Yes and no. I’m someone who took krashen to heart and learned almost exclusively though reading. What I’ve found is that it’s possible to understand everything as long as it’s written or spoken very slowly and clearly but this is a different thing to understanding the spoken language at a normal speaking pace. It’s too fast and at that speed often sound alone is not clear enough to distinguish words. For example if you took a recording and cropped the audio just before and after each word I think there will be many words you will not recognize out of context.

I think the way that we are able to process speech at that speed is that we essentially guess what words are coming next, which is really only possible if you’re able to construct the sentence yourself. If you stop a sentence at a random point a native speaker will be able to predict the kind of words that will come next, if not the exact words. Another bit of evidence for this theory is that if someone says something very unexpected and out of context we often won’t understand what they’ve said.

Now it’s possible that you could achieve this ability only through input and not through production but I believe that it will be much less efficient.
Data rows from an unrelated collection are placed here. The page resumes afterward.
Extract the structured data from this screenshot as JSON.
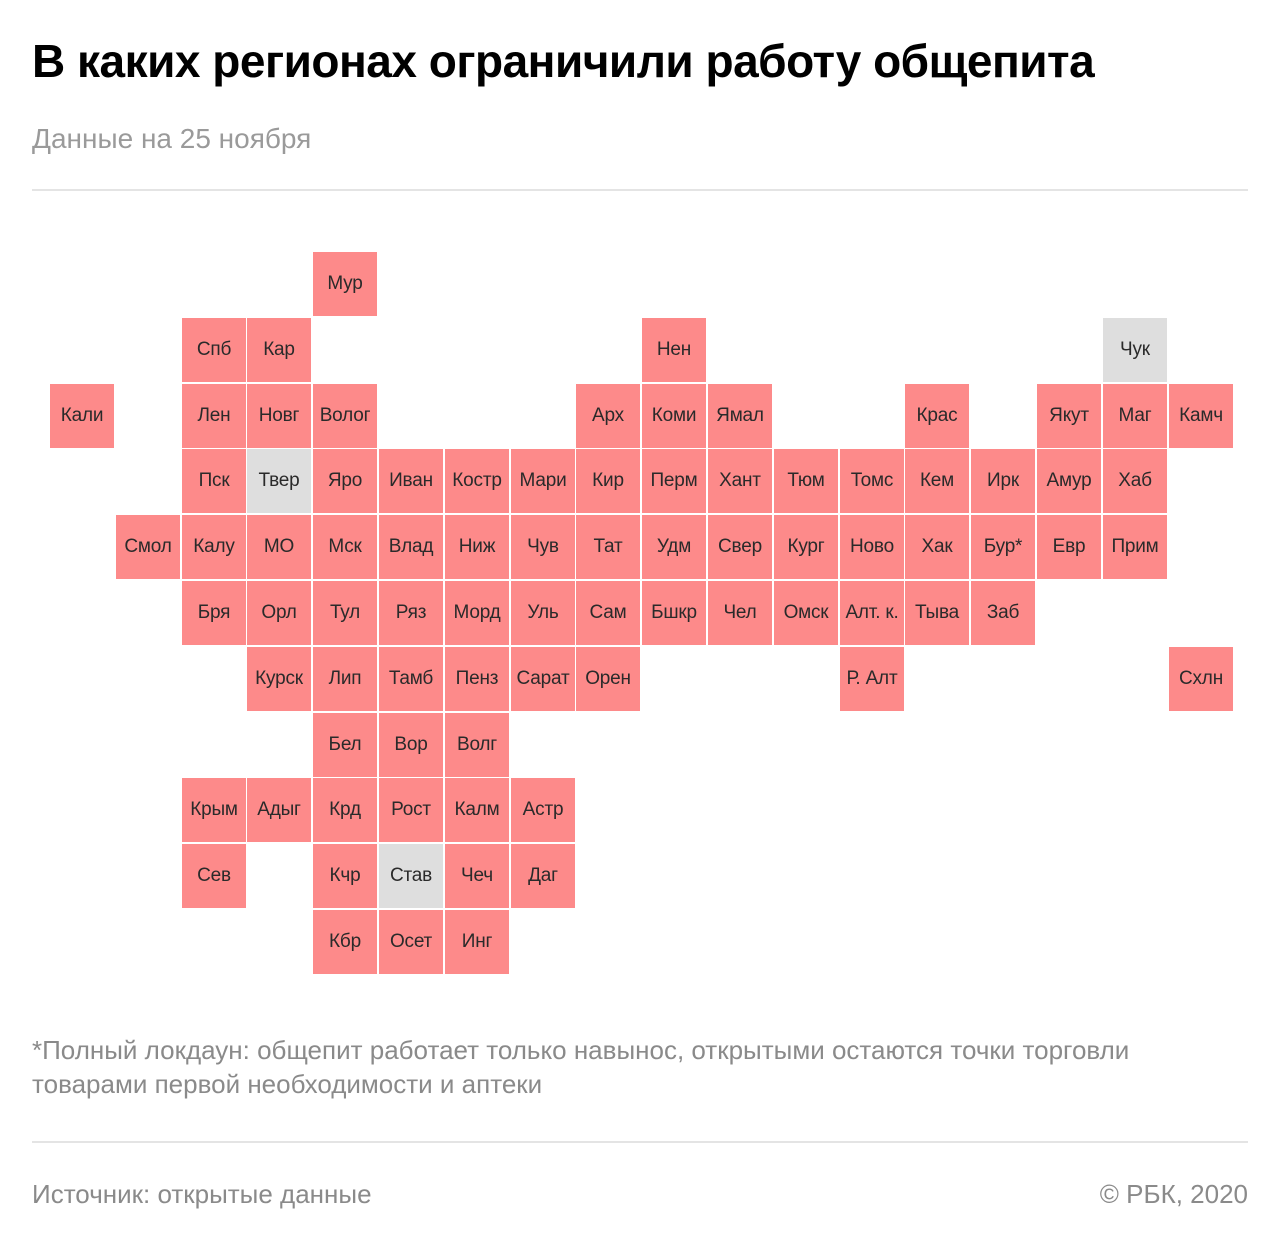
{
  "header": {
    "title": "В каких регионах ограничили работу общепита",
    "subtitle": "Данные на 25 ноября"
  },
  "colors": {
    "restricted": "#fd8a8a",
    "no_restrictions": "#dedede"
  },
  "regions": [
    {
      "label": "Мур",
      "row": 0,
      "col": 4,
      "status": "restricted"
    },
    {
      "label": "Спб",
      "row": 1,
      "col": 2,
      "status": "restricted"
    },
    {
      "label": "Кар",
      "row": 1,
      "col": 3,
      "status": "restricted"
    },
    {
      "label": "Нен",
      "row": 1,
      "col": 9,
      "status": "restricted"
    },
    {
      "label": "Чук",
      "row": 1,
      "col": 16,
      "status": "none"
    },
    {
      "label": "Кали",
      "row": 2,
      "col": 0,
      "status": "restricted"
    },
    {
      "label": "Лен",
      "row": 2,
      "col": 2,
      "status": "restricted"
    },
    {
      "label": "Новг",
      "row": 2,
      "col": 3,
      "status": "restricted"
    },
    {
      "label": "Волог",
      "row": 2,
      "col": 4,
      "status": "restricted"
    },
    {
      "label": "Арх",
      "row": 2,
      "col": 8,
      "status": "restricted"
    },
    {
      "label": "Коми",
      "row": 2,
      "col": 9,
      "status": "restricted"
    },
    {
      "label": "Ямал",
      "row": 2,
      "col": 10,
      "status": "restricted"
    },
    {
      "label": "Крас",
      "row": 2,
      "col": 13,
      "status": "restricted"
    },
    {
      "label": "Якут",
      "row": 2,
      "col": 15,
      "status": "restricted"
    },
    {
      "label": "Маг",
      "row": 2,
      "col": 16,
      "status": "restricted"
    },
    {
      "label": "Камч",
      "row": 2,
      "col": 17,
      "status": "restricted"
    },
    {
      "label": "Пск",
      "row": 3,
      "col": 2,
      "status": "restricted"
    },
    {
      "label": "Твер",
      "row": 3,
      "col": 3,
      "status": "none"
    },
    {
      "label": "Яро",
      "row": 3,
      "col": 4,
      "status": "restricted"
    },
    {
      "label": "Иван",
      "row": 3,
      "col": 5,
      "status": "restricted"
    },
    {
      "label": "Костр",
      "row": 3,
      "col": 6,
      "status": "restricted"
    },
    {
      "label": "Мари",
      "row": 3,
      "col": 7,
      "status": "restricted"
    },
    {
      "label": "Кир",
      "row": 3,
      "col": 8,
      "status": "restricted"
    },
    {
      "label": "Перм",
      "row": 3,
      "col": 9,
      "status": "restricted"
    },
    {
      "label": "Хант",
      "row": 3,
      "col": 10,
      "status": "restricted"
    },
    {
      "label": "Тюм",
      "row": 3,
      "col": 11,
      "status": "restricted"
    },
    {
      "label": "Томс",
      "row": 3,
      "col": 12,
      "status": "restricted"
    },
    {
      "label": "Кем",
      "row": 3,
      "col": 13,
      "status": "restricted"
    },
    {
      "label": "Ирк",
      "row": 3,
      "col": 14,
      "status": "restricted"
    },
    {
      "label": "Амур",
      "row": 3,
      "col": 15,
      "status": "restricted"
    },
    {
      "label": "Хаб",
      "row": 3,
      "col": 16,
      "status": "restricted"
    },
    {
      "label": "Смол",
      "row": 4,
      "col": 1,
      "status": "restricted"
    },
    {
      "label": "Калу",
      "row": 4,
      "col": 2,
      "status": "restricted"
    },
    {
      "label": "МО",
      "row": 4,
      "col": 3,
      "status": "restricted"
    },
    {
      "label": "Мск",
      "row": 4,
      "col": 4,
      "status": "restricted"
    },
    {
      "label": "Влад",
      "row": 4,
      "col": 5,
      "status": "restricted"
    },
    {
      "label": "Ниж",
      "row": 4,
      "col": 6,
      "status": "restricted"
    },
    {
      "label": "Чув",
      "row": 4,
      "col": 7,
      "status": "restricted"
    },
    {
      "label": "Тат",
      "row": 4,
      "col": 8,
      "status": "restricted"
    },
    {
      "label": "Удм",
      "row": 4,
      "col": 9,
      "status": "restricted"
    },
    {
      "label": "Свер",
      "row": 4,
      "col": 10,
      "status": "restricted"
    },
    {
      "label": "Кург",
      "row": 4,
      "col": 11,
      "status": "restricted"
    },
    {
      "label": "Ново",
      "row": 4,
      "col": 12,
      "status": "restricted"
    },
    {
      "label": "Хак",
      "row": 4,
      "col": 13,
      "status": "restricted"
    },
    {
      "label": "Бур*",
      "row": 4,
      "col": 14,
      "status": "restricted"
    },
    {
      "label": "Евр",
      "row": 4,
      "col": 15,
      "status": "restricted"
    },
    {
      "label": "Прим",
      "row": 4,
      "col": 16,
      "status": "restricted"
    },
    {
      "label": "Бря",
      "row": 5,
      "col": 2,
      "status": "restricted"
    },
    {
      "label": "Орл",
      "row": 5,
      "col": 3,
      "status": "restricted"
    },
    {
      "label": "Тул",
      "row": 5,
      "col": 4,
      "status": "restricted"
    },
    {
      "label": "Ряз",
      "row": 5,
      "col": 5,
      "status": "restricted"
    },
    {
      "label": "Морд",
      "row": 5,
      "col": 6,
      "status": "restricted"
    },
    {
      "label": "Уль",
      "row": 5,
      "col": 7,
      "status": "restricted"
    },
    {
      "label": "Сам",
      "row": 5,
      "col": 8,
      "status": "restricted"
    },
    {
      "label": "Бшкр",
      "row": 5,
      "col": 9,
      "status": "restricted"
    },
    {
      "label": "Чел",
      "row": 5,
      "col": 10,
      "status": "restricted"
    },
    {
      "label": "Омск",
      "row": 5,
      "col": 11,
      "status": "restricted"
    },
    {
      "label": "Алт. к.",
      "row": 5,
      "col": 12,
      "status": "restricted"
    },
    {
      "label": "Тыва",
      "row": 5,
      "col": 13,
      "status": "restricted"
    },
    {
      "label": "Заб",
      "row": 5,
      "col": 14,
      "status": "restricted"
    },
    {
      "label": "Курск",
      "row": 6,
      "col": 3,
      "status": "restricted"
    },
    {
      "label": "Лип",
      "row": 6,
      "col": 4,
      "status": "restricted"
    },
    {
      "label": "Тамб",
      "row": 6,
      "col": 5,
      "status": "restricted"
    },
    {
      "label": "Пенз",
      "row": 6,
      "col": 6,
      "status": "restricted"
    },
    {
      "label": "Сарат",
      "row": 6,
      "col": 7,
      "status": "restricted"
    },
    {
      "label": "Орен",
      "row": 6,
      "col": 8,
      "status": "restricted"
    },
    {
      "label": "Р. Алт",
      "row": 6,
      "col": 12,
      "status": "restricted"
    },
    {
      "label": "Схлн",
      "row": 6,
      "col": 17,
      "status": "restricted"
    },
    {
      "label": "Бел",
      "row": 7,
      "col": 4,
      "status": "restricted"
    },
    {
      "label": "Вор",
      "row": 7,
      "col": 5,
      "status": "restricted"
    },
    {
      "label": "Волг",
      "row": 7,
      "col": 6,
      "status": "restricted"
    },
    {
      "label": "Крым",
      "row": 8,
      "col": 2,
      "status": "restricted"
    },
    {
      "label": "Адыг",
      "row": 8,
      "col": 3,
      "status": "restricted"
    },
    {
      "label": "Крд",
      "row": 8,
      "col": 4,
      "status": "restricted"
    },
    {
      "label": "Рост",
      "row": 8,
      "col": 5,
      "status": "restricted"
    },
    {
      "label": "Калм",
      "row": 8,
      "col": 6,
      "status": "restricted"
    },
    {
      "label": "Астр",
      "row": 8,
      "col": 7,
      "status": "restricted"
    },
    {
      "label": "Сев",
      "row": 9,
      "col": 2,
      "status": "restricted"
    },
    {
      "label": "Кчр",
      "row": 9,
      "col": 4,
      "status": "restricted"
    },
    {
      "label": "Став",
      "row": 9,
      "col": 5,
      "status": "none"
    },
    {
      "label": "Чеч",
      "row": 9,
      "col": 6,
      "status": "restricted"
    },
    {
      "label": "Даг",
      "row": 9,
      "col": 7,
      "status": "restricted"
    },
    {
      "label": "Кбр",
      "row": 10,
      "col": 4,
      "status": "restricted"
    },
    {
      "label": "Осет",
      "row": 10,
      "col": 5,
      "status": "restricted"
    },
    {
      "label": "Инг",
      "row": 10,
      "col": 6,
      "status": "restricted"
    }
  ],
  "footnote": "*Полный локдаун: общепит работает только навынос, открытыми остаются точки торговли товарами первой необходимости и аптеки",
  "footer": {
    "source": "Источник:  открытые данные",
    "copyright": "©  РБК, 2020"
  }
}
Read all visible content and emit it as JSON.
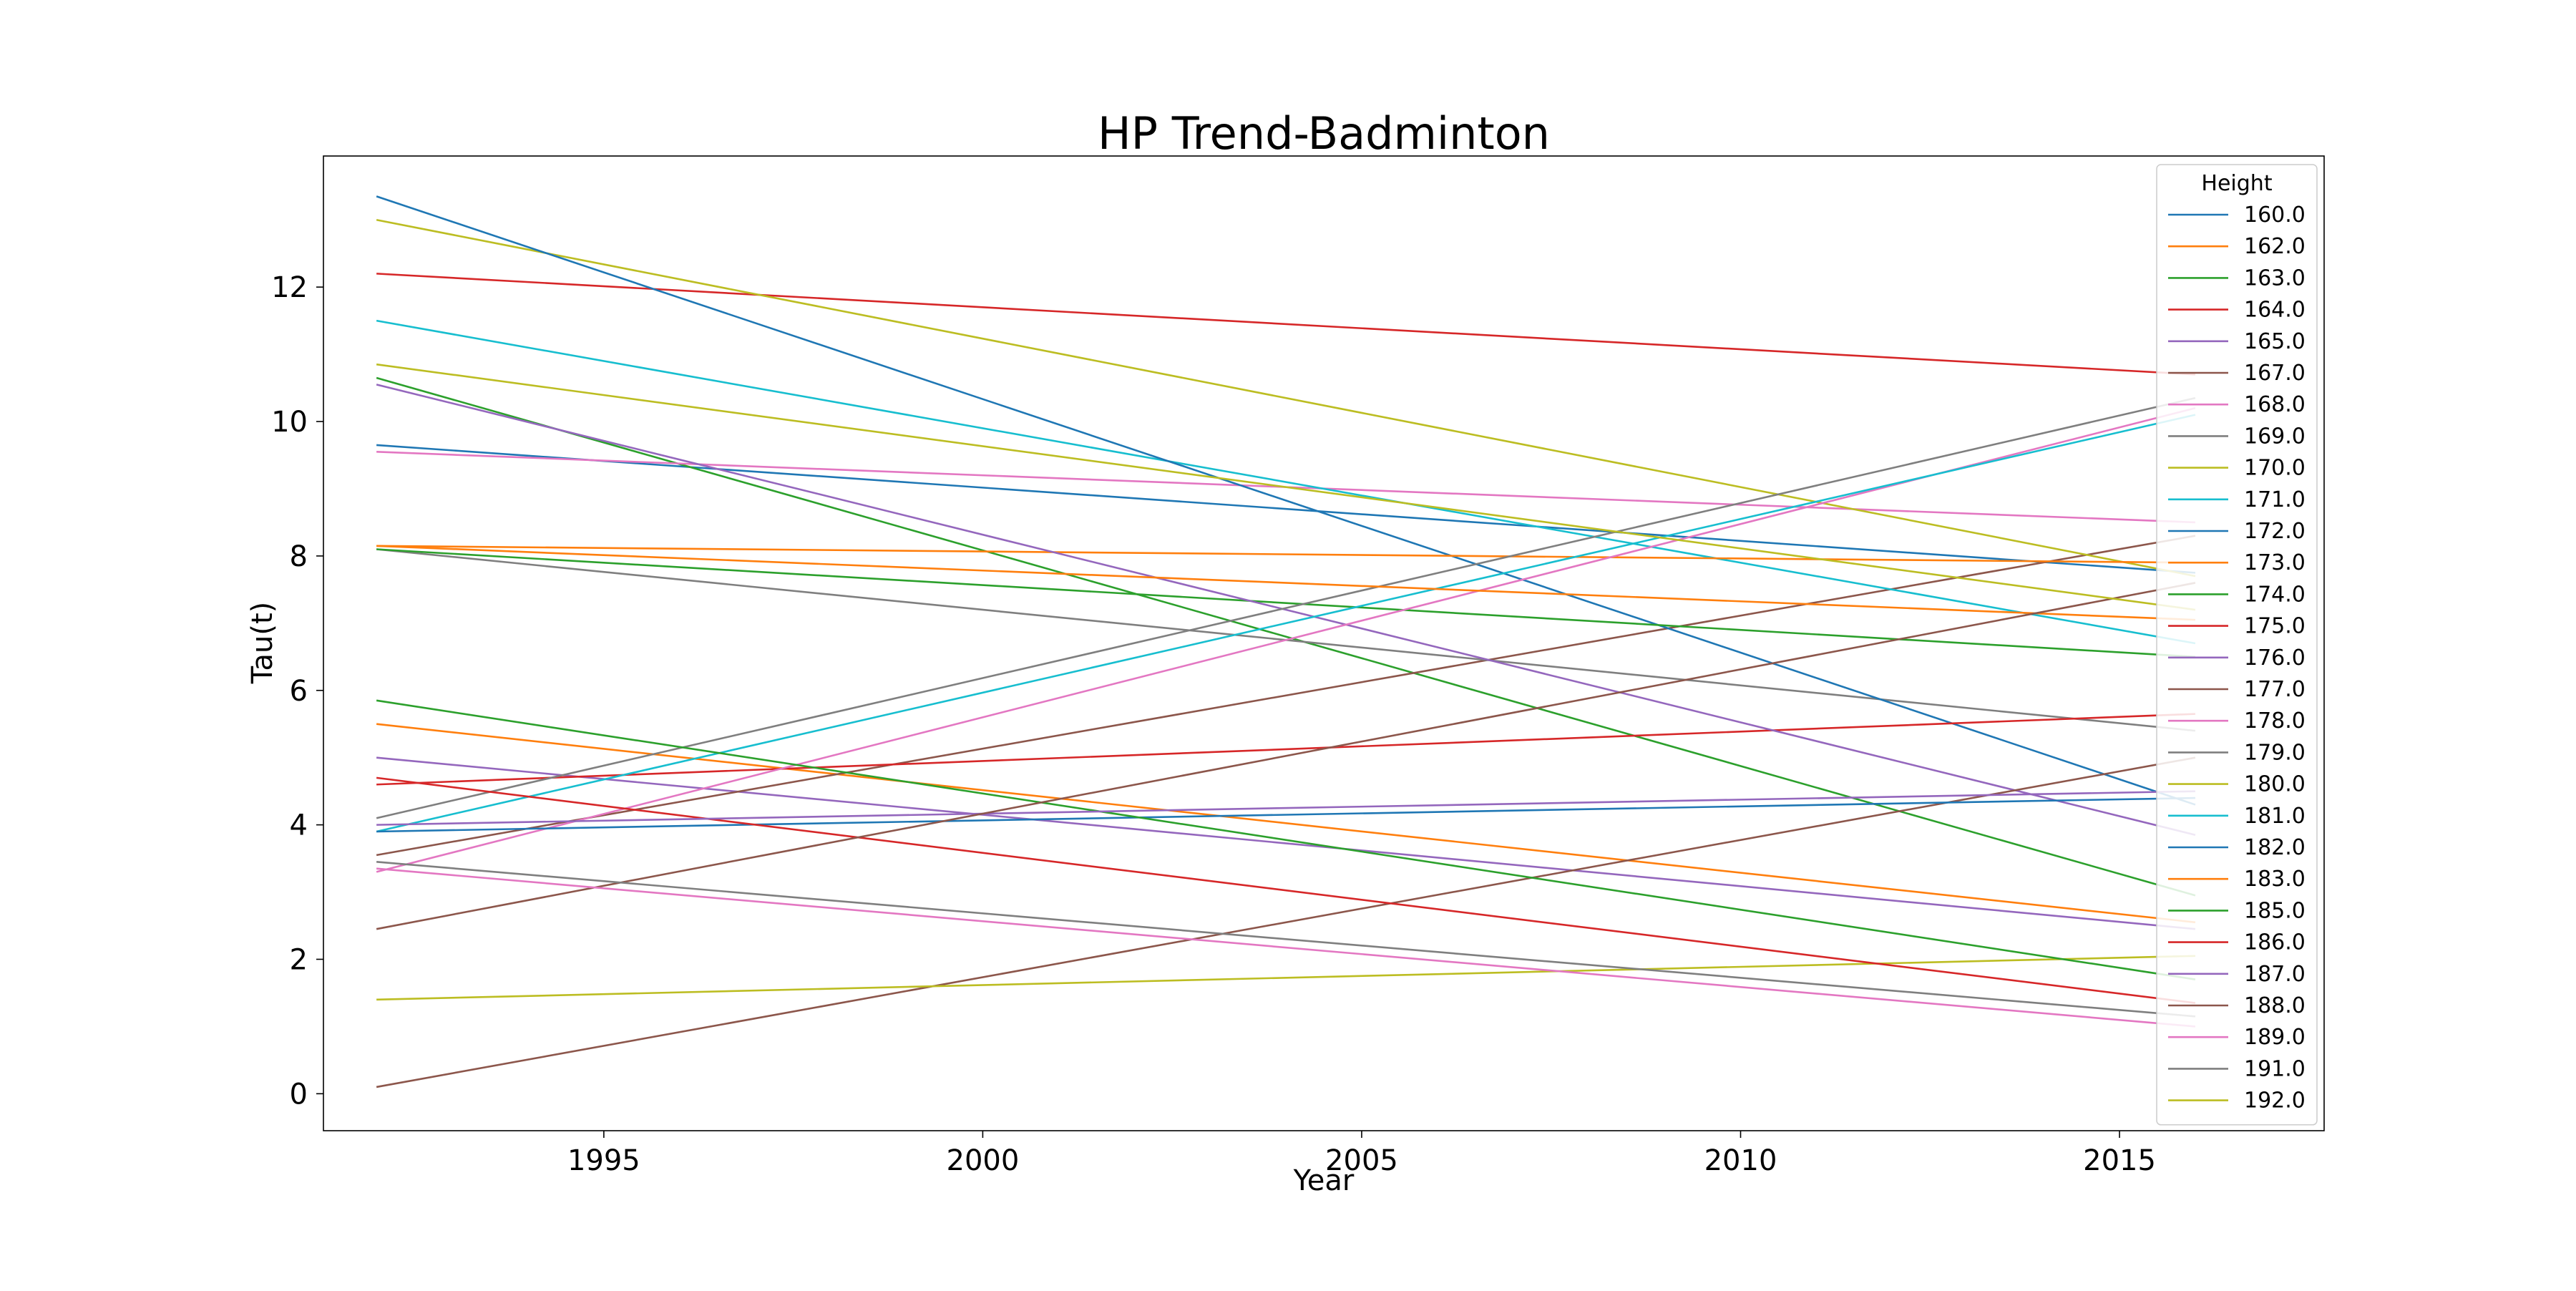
{
  "chart_data": {
    "type": "line",
    "title": "HP Trend-Badminton",
    "xlabel": "Year",
    "ylabel": "Tau(t)",
    "xlim": [
      1991.3,
      2017.7
    ],
    "ylim": [
      -0.55,
      13.95
    ],
    "x_ticks": [
      1995,
      2000,
      2005,
      2010,
      2015
    ],
    "y_ticks": [
      0,
      2,
      4,
      6,
      8,
      10,
      12
    ],
    "grid": false,
    "legend": {
      "title": "Height",
      "placement": "right"
    },
    "x": [
      1992,
      2016
    ],
    "series": [
      {
        "name": "160.0",
        "color": "#1f77b4",
        "values": [
          9.65,
          7.75
        ]
      },
      {
        "name": "162.0",
        "color": "#ff7f0e",
        "values": [
          5.5,
          2.55
        ]
      },
      {
        "name": "163.0",
        "color": "#2ca02c",
        "values": [
          10.65,
          2.95
        ]
      },
      {
        "name": "164.0",
        "color": "#d62728",
        "values": [
          12.2,
          10.7
        ]
      },
      {
        "name": "165.0",
        "color": "#9467bd",
        "values": [
          5.0,
          2.45
        ]
      },
      {
        "name": "167.0",
        "color": "#8c564b",
        "values": [
          3.55,
          8.3
        ]
      },
      {
        "name": "168.0",
        "color": "#e377c2",
        "values": [
          9.55,
          8.5
        ]
      },
      {
        "name": "169.0",
        "color": "#7f7f7f",
        "values": [
          8.1,
          5.4
        ]
      },
      {
        "name": "170.0",
        "color": "#bcbd22",
        "values": [
          13.0,
          7.7
        ]
      },
      {
        "name": "171.0",
        "color": "#17becf",
        "values": [
          11.5,
          6.7
        ]
      },
      {
        "name": "172.0",
        "color": "#1f77b4",
        "values": [
          13.35,
          4.3
        ]
      },
      {
        "name": "173.0",
        "color": "#ff7f0e",
        "values": [
          8.15,
          7.9
        ]
      },
      {
        "name": "174.0",
        "color": "#2ca02c",
        "values": [
          8.1,
          6.5
        ]
      },
      {
        "name": "175.0",
        "color": "#d62728",
        "values": [
          4.6,
          5.65
        ]
      },
      {
        "name": "176.0",
        "color": "#9467bd",
        "values": [
          10.55,
          3.85
        ]
      },
      {
        "name": "177.0",
        "color": "#8c564b",
        "values": [
          0.1,
          5.0
        ]
      },
      {
        "name": "178.0",
        "color": "#e377c2",
        "values": [
          3.3,
          10.2
        ]
      },
      {
        "name": "179.0",
        "color": "#7f7f7f",
        "values": [
          4.1,
          10.35
        ]
      },
      {
        "name": "180.0",
        "color": "#bcbd22",
        "values": [
          1.4,
          2.05
        ]
      },
      {
        "name": "181.0",
        "color": "#17becf",
        "values": [
          3.9,
          10.1
        ]
      },
      {
        "name": "182.0",
        "color": "#1f77b4",
        "values": [
          3.9,
          4.4
        ]
      },
      {
        "name": "183.0",
        "color": "#ff7f0e",
        "values": [
          8.15,
          7.05
        ]
      },
      {
        "name": "185.0",
        "color": "#2ca02c",
        "values": [
          5.85,
          1.7
        ]
      },
      {
        "name": "186.0",
        "color": "#d62728",
        "values": [
          4.7,
          1.35
        ]
      },
      {
        "name": "187.0",
        "color": "#9467bd",
        "values": [
          4.0,
          4.5
        ]
      },
      {
        "name": "188.0",
        "color": "#8c564b",
        "values": [
          2.45,
          7.6
        ]
      },
      {
        "name": "189.0",
        "color": "#e377c2",
        "values": [
          3.35,
          1.0
        ]
      },
      {
        "name": "191.0",
        "color": "#7f7f7f",
        "values": [
          3.45,
          1.15
        ]
      },
      {
        "name": "192.0",
        "color": "#bcbd22",
        "values": [
          10.85,
          7.2
        ]
      }
    ]
  }
}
It depends on what one's goal is. If one's goal is to just be able to read and understand others speaking or comprehend written text, then yes, I think creating your own sentences is not that important and mere exposure can take you a long way. In fact, I would say 99.9% of people who "know Sanskrit" fall in this category. I have met people who hold Masters and Ph.Ds in Sanskrit and they can't hold a basic conversation in Sanskrit. On the other hand if one wants to be able to read, write and speak the language then you absolutely need to engage in producing content (verbal and written).